Conversely, assume that this is not true, so for any integer $k\in\mathbb{N}$ there exists $n\in\mathbb{N}$ and $k+1$ integers, namely $i_1,\dots, i_{k+1}\in\mathbb{N}$ so that $\phi(i_1)=\phi(i_2)=\dots=\phi(i_{k+1})=n$. Assume (to reach a contradiction) that $T$ is bounded, so there exists $C>0$ so that $\|Tx\|\leq C\|x\|$ for all $x\in X$.

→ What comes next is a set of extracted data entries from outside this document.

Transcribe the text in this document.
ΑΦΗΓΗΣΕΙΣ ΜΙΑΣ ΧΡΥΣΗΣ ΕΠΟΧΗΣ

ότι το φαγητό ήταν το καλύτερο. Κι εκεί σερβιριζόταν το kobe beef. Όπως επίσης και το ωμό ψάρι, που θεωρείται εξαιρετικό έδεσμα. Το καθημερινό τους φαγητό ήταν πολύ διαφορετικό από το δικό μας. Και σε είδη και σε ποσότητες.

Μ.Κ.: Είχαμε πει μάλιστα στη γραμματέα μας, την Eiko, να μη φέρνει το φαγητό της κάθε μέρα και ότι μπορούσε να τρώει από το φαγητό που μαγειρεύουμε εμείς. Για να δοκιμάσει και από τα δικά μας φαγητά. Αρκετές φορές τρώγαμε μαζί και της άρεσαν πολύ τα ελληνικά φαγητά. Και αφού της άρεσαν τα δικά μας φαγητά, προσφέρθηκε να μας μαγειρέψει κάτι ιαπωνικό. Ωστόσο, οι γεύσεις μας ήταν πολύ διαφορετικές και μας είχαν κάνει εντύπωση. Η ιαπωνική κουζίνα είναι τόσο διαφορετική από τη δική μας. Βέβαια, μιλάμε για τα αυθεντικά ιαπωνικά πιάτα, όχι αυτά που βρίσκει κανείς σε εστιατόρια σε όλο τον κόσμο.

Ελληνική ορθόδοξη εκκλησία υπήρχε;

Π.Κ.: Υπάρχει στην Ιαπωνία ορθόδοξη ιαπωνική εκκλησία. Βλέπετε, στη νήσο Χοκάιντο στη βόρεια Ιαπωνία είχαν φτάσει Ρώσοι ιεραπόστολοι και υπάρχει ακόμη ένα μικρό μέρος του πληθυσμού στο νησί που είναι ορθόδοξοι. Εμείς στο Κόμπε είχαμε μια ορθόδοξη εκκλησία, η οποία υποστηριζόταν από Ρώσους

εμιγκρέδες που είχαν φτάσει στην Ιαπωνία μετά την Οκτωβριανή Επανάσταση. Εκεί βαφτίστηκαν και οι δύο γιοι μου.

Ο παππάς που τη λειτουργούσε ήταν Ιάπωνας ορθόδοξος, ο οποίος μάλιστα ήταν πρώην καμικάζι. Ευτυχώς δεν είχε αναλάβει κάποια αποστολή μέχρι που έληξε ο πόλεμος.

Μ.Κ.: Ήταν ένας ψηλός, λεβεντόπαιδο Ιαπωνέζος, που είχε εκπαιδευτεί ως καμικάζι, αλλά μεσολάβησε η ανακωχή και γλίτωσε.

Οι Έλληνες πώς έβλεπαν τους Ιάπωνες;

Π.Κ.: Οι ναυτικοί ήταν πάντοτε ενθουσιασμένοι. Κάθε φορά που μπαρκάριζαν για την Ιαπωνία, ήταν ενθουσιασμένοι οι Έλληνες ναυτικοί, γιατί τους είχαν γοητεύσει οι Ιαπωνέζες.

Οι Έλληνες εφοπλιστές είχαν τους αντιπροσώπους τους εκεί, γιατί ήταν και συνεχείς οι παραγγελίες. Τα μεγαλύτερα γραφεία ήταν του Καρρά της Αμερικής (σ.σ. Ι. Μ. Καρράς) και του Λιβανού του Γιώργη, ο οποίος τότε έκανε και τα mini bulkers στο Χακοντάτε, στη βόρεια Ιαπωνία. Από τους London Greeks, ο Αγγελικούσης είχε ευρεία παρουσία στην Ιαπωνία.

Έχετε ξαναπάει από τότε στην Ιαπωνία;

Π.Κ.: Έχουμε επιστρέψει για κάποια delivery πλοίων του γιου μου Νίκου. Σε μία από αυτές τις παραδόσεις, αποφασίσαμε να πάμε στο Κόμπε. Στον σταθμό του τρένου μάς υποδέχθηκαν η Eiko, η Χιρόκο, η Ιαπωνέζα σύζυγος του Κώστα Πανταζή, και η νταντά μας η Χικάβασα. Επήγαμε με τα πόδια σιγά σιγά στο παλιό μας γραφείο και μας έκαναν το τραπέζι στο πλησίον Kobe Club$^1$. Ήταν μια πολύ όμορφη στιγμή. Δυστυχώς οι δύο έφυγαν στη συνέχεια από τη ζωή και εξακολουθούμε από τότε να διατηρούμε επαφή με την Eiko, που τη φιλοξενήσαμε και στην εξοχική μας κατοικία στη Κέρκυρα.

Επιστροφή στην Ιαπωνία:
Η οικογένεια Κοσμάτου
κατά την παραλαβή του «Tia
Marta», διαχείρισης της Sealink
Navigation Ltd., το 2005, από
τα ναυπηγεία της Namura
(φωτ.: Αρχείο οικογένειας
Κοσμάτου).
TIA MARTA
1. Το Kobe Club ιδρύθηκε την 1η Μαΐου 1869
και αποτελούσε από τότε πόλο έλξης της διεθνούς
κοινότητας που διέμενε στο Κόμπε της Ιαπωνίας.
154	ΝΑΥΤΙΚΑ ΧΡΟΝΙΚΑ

Find an integer $N\in\mathbb{N}$ so that $N>C^2$. For that integer $N$, find $s\in\mathbb{N}$ and $N+1$ integers $i_1,\dots,i_{N+1}$ so that $\phi(i_j)=s$ for all $j=1,\dots, N+1$. Then, for all real, positive numbers $t_1,\dots,t_{N+1}>0$ we have that $$T\bigg(\sum_{j=1}^{N+1}t_je_{i_j}\bigg)=\bigg(\sum_{j=1}^{N+1}t_j\bigg)e_s$$ so, taking norms squared and using the assumption (which is true for all $x\in X$), we get $$\bigg(\sum_{j=1}^{N+1}t_j\bigg)^2\leq C^2\cdot\sum_{j=1}^{N+1}t_j^2\leq N\cdot\sum_{j=1}^{N+1}t_j^2 $$ This is a contradiction: take $t_1=\dots=t_{N+1}=1$. the above inequality then becomes $$(N+1)^2\leq N\cdot(N+1)$$ which is false.

I leave the computation of the adjoint to you, it is not hard from this point onwards.